Cette demande de protection fonctionnelle a été formée par M. I., ressortissant afghan ayant exercé les fonctions d’interprète entre les mois de septembre 2011 et septembre 2012 auprès des forces armées françaises déployées en Afghanistan. Suite au retrait des forces armées françaises dans ce pays à partir du mois de juillet 2012, M. I. a sollicité auprès des autorités consulaires françaises la délivrance d’un visa de long séjour dans le cadre du dispositif de réinstallation des personnels civils de recrutement local employés par l’armée française en Afghanistan, en raison des menaces dont il a fait l’objet en raison de sa qualité d’ancien auxiliaire de l’armée française. Cette demande a été rejetée et son recours préalable obligatoire auprès de la commission de recours contre les décisions de refus de visa en France a fait l’objet d’un rejet implicite. Le tribunal administratif de Nantes, saisi d’une demande d’annulation de cette décision a fait droit à la demande de l’intéressé et a enjoint au ministre de l’Intérieur de réexaminer la situation de M. I.. Par une lettre du 22 septembre 2017, M. I., qui séjourne en France sans titre de séjour depuis mai 2017, a demandé le bénéfice de la protection fonctionnelle, sous la forme notamment de la délivrance d’un titre de séjour. Cette demande a fait l’objet d’un refus implicite. M. I a alors saisi le tribunal administratif de Paris d’un recours en annulation contre ce refus et d’un référé suspension. Par une ordonnance du 7 juin 2018 le juge des référés a rejeté cette demande au motif qu’eu égard à l’indépendance des législations, la décision de refus d’octroi de la protection fonctionnelle était sans lien avec l’examen de la possibilité d’octroyer un titre de séjour en France au requérant.

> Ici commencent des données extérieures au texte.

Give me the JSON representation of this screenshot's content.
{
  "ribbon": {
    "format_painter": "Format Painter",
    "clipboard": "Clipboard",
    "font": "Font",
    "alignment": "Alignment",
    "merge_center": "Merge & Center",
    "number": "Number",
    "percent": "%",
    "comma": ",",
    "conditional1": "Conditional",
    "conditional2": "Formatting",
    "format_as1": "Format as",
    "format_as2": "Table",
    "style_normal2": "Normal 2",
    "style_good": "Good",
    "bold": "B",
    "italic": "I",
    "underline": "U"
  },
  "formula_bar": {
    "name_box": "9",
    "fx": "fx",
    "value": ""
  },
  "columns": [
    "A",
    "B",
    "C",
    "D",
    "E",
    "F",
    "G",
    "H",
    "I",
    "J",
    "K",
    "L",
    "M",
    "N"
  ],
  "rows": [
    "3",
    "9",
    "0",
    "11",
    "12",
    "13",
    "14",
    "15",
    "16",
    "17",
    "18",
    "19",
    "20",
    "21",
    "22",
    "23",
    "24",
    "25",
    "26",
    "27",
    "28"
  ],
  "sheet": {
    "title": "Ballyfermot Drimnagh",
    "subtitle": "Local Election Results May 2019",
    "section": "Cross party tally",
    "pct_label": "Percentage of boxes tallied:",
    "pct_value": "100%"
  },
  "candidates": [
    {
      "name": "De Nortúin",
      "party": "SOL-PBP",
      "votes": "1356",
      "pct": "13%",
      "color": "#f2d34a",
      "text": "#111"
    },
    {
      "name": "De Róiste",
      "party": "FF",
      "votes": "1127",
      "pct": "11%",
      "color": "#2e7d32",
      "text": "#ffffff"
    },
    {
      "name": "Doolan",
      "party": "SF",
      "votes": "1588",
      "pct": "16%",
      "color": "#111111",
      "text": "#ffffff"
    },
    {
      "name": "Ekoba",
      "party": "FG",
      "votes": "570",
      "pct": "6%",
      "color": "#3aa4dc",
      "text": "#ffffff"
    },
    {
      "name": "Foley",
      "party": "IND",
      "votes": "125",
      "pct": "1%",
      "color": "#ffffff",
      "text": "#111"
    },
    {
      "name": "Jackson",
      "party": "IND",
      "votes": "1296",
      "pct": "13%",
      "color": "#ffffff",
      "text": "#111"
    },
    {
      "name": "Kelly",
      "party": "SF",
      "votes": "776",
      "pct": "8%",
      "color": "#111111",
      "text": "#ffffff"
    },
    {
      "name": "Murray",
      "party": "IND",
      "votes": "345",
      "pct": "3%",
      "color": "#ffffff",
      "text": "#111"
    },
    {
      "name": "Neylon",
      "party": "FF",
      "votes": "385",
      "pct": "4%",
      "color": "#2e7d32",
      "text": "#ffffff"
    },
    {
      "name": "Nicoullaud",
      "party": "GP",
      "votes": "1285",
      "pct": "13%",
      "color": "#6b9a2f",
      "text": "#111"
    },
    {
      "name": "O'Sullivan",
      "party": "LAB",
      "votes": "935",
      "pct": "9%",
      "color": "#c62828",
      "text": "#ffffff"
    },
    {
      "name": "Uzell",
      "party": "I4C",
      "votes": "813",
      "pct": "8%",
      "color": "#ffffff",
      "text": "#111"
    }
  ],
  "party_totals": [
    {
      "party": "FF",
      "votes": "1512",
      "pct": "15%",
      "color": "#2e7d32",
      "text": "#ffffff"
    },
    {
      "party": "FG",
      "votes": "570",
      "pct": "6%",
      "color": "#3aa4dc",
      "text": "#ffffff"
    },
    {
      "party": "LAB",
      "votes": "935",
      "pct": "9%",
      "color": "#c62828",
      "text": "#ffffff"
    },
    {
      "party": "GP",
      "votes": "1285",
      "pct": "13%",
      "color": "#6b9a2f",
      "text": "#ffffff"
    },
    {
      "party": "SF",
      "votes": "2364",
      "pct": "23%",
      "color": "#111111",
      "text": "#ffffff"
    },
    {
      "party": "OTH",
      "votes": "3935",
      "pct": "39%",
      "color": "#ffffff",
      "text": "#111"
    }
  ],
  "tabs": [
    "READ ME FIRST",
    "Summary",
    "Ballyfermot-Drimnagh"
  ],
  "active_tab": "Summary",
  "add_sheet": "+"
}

Le Conseil d’État rappelle tout d’abord qu’il résulte d'un principe général du droit que, lorsqu'un agent public est mis en cause par un tiers à raison de ses fonctions, il incombe à la collectivité dont il dépend de le couvrir des condamnations civiles prononcées contre lui, dans la mesure où une faute personnelle détachable du service ne lui est pas imputable, de lui accorder sa protection dans le cas où il fait l'objet de poursuites pénales, sauf s'il a commis une faute personnelle, et, à moins qu'un motif d'intérêt général ne s'y oppose, de le protéger contre les menaces, violences, voies de fait, injures, diffamations ou outrages dont il est l'objet. Il précise ensuite que ce principe général du droit s'étend aux agents non-titulaires de l'Etat recrutés à l'étranger, alors même que leur contrat est soumis au droit local. La juridiction administrative est compétente pour connaître des recours contre les décisions des autorités de l'Etat refusant aux intéressés le bénéfice de cette protection. En l’espèce, il constate que si le contrat dont bénéficiait M. I. en tant qu’interprète est soumis au droit afghan, la juridiction administrative française est compétente pour connaître du recours de l’intéressé contre la décision de refus d’octroi de la protection fonctionnelle compte-tenu de l’extension de la protection fonctionnelle aux agents non-titulaires de l’Etat recrutés à l’étranger. Le Conseil d’État précise en outre que, compte-tenu des circonstances très particulières de l’espèce, la protection fonctionnelle peut exceptionnellement conduire à la délivrance d’un visa ou d’un titre de séjour à l’intéressé et à sa famille. En conséquence, il annule l’ordonnance du juge des référés du tribunal administratif de Paris pour erreur de droit.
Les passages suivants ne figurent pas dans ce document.